Error functions are rarely as simple as a typical parabola. Most often they have lots of hills and valleys, like the function pictured here. In this graph, if true gradient descent started on the left side of the graph, it would stop at the left valley because no matter which direction you travel from this point, you must travel upwards. This point is known as a local minimum. However, there exists another point in the graph that is lower. The lowest point in the entire graph is the global minimum, which is what stochastic gradient descent attempts to find. 



 
        Image result for local minimum

Stochastic gradient descent attempts to find the global minimum by adjusting the configuration of the network after each training point. Instead of decreasing the error, or finding the gradient,  for the entire data set, this method merely decreases the error by approximating the gradient for a randomly selected batch (which may be as small as single training sample).  In practice, the random selection is achieved by randomly shuffling the dataset and working through batches in a stepwise fashion.

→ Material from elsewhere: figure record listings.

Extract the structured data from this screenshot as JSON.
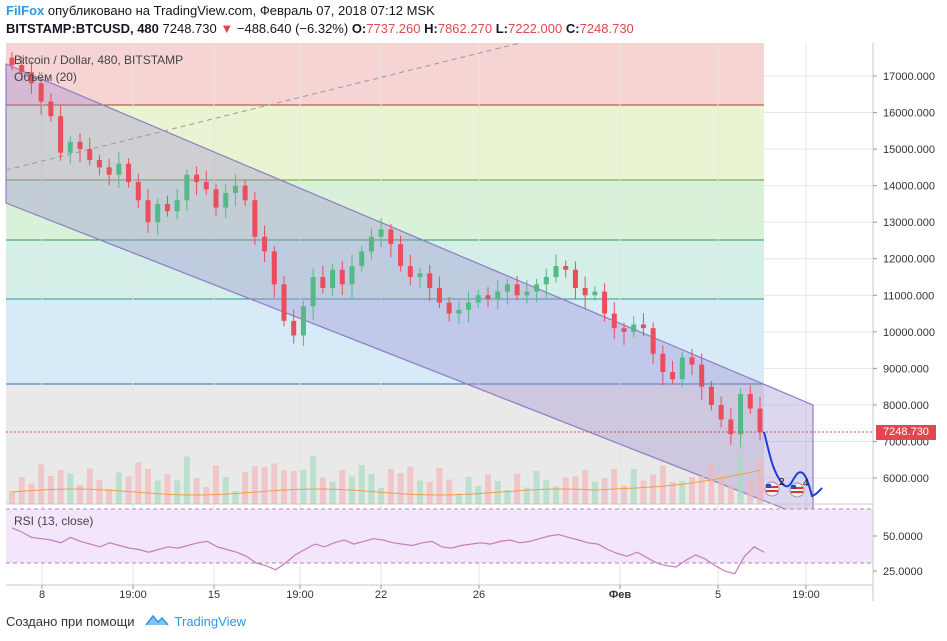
{
  "header": {
    "brand": "FilFox",
    "published": "опубликовано на TradingView.com, Февраль 07, 2018 07:12 MSK",
    "symbol": "BITSTAMP:BTCUSD, 480",
    "last": "7248.730",
    "change": "−488.640 (−6.32%)",
    "o_label": "O:",
    "o_value": "7737.260",
    "h_label": "H:",
    "h_value": "7862.270",
    "l_label": "L:",
    "l_value": "7222.000",
    "c_label": "C:",
    "c_value": "7248.730"
  },
  "legend": {
    "title": "Bitcoin / Dollar, 480, BITSTAMP",
    "volume": "Объём (20)",
    "rsi": "RSI (13, close)"
  },
  "price_tag": "7248.730",
  "price_axis": [
    "17000.000",
    "16000.000",
    "15000.000",
    "14000.000",
    "13000.000",
    "12000.000",
    "11000.000",
    "10000.000",
    "9000.000",
    "8000.000",
    "7000.000",
    "6000.000"
  ],
  "rsi_axis": [
    "50.0000",
    "25.0000"
  ],
  "time_axis": [
    "8",
    "19:00",
    "15",
    "19:00",
    "22",
    "26",
    "Фев",
    "5",
    "19:00"
  ],
  "markers": [
    "2",
    "4"
  ],
  "footer": {
    "created_with": "Создано при помощи",
    "tv": "TradingView"
  },
  "colors": {
    "up": "#53b987",
    "down": "#eb4d5c",
    "channel": "#8e7cc3",
    "rsi": "#c67cc2",
    "accent": "#2e9ae0"
  },
  "chart_data": {
    "type": "candlestick",
    "title": "Bitcoin / Dollar, 480, BITSTAMP",
    "ylim": [
      5400,
      17800
    ],
    "closes": [
      17300,
      17100,
      16800,
      16300,
      15900,
      14900,
      15200,
      15000,
      14700,
      14500,
      14300,
      14600,
      14100,
      13600,
      13000,
      13500,
      13300,
      13600,
      14300,
      14100,
      13900,
      13400,
      13800,
      14000,
      13600,
      12600,
      12200,
      11300,
      10300,
      9900,
      10700,
      11500,
      11200,
      11700,
      11300,
      11800,
      12200,
      12600,
      12800,
      12400,
      11800,
      11500,
      11600,
      11200,
      10800,
      10500,
      10600,
      10800,
      11000,
      10900,
      11100,
      11300,
      11000,
      11100,
      11300,
      11500,
      11800,
      11700,
      11200,
      11000,
      11100,
      10500,
      10100,
      10000,
      10200,
      10100,
      9400,
      8900,
      8700,
      9300,
      9100,
      8500,
      8000,
      7600,
      7200,
      8300,
      7900,
      7250
    ],
    "rsi": [
      56,
      53,
      49,
      48,
      47,
      45,
      49,
      46,
      44,
      42,
      45,
      43,
      41,
      40,
      38,
      40,
      42,
      41,
      43,
      45,
      46,
      42,
      40,
      38,
      35,
      30,
      28,
      25,
      30,
      36,
      40,
      44,
      42,
      45,
      47,
      44,
      46,
      48,
      47,
      45,
      44,
      43,
      45,
      46,
      42,
      41,
      43,
      44,
      45,
      44,
      46,
      47,
      45,
      46,
      48,
      50,
      51,
      49,
      47,
      45,
      44,
      40,
      37,
      35,
      38,
      34,
      30,
      28,
      27,
      32,
      36,
      33,
      28,
      24,
      22,
      35,
      42,
      38
    ]
  }
}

Heuristically,  if the network gets a training example wrong, it will update the configuration in favor of getting it right in the future. However, the configuration update might come at the cost of getting other questions wrong, thus increasing the overall error of the network. Thus not every training iteration may improve the network through the stochastic gradient descent algorithm.
 
On the other hand, stochastic gradient descent can adjust the network parameters in such a way as to move the model out of a local minimum and toward a global minimum. Looking back to the concave function pictured above, after processing a training example, the algorithm may choose to move to the right on the graph in order to get out of the local minimum we were in. Even though doing so increases the error of the network, it allows it to move over the hill. This will allow further training to cause the gradient descent to move toward the global minimum. 
 
A benefit of stochastic gradient descent is that it requires much less computation than true gradient descent (and is therefore faster to calculate), while still generally converging to a minimum (although not necessarily a global one).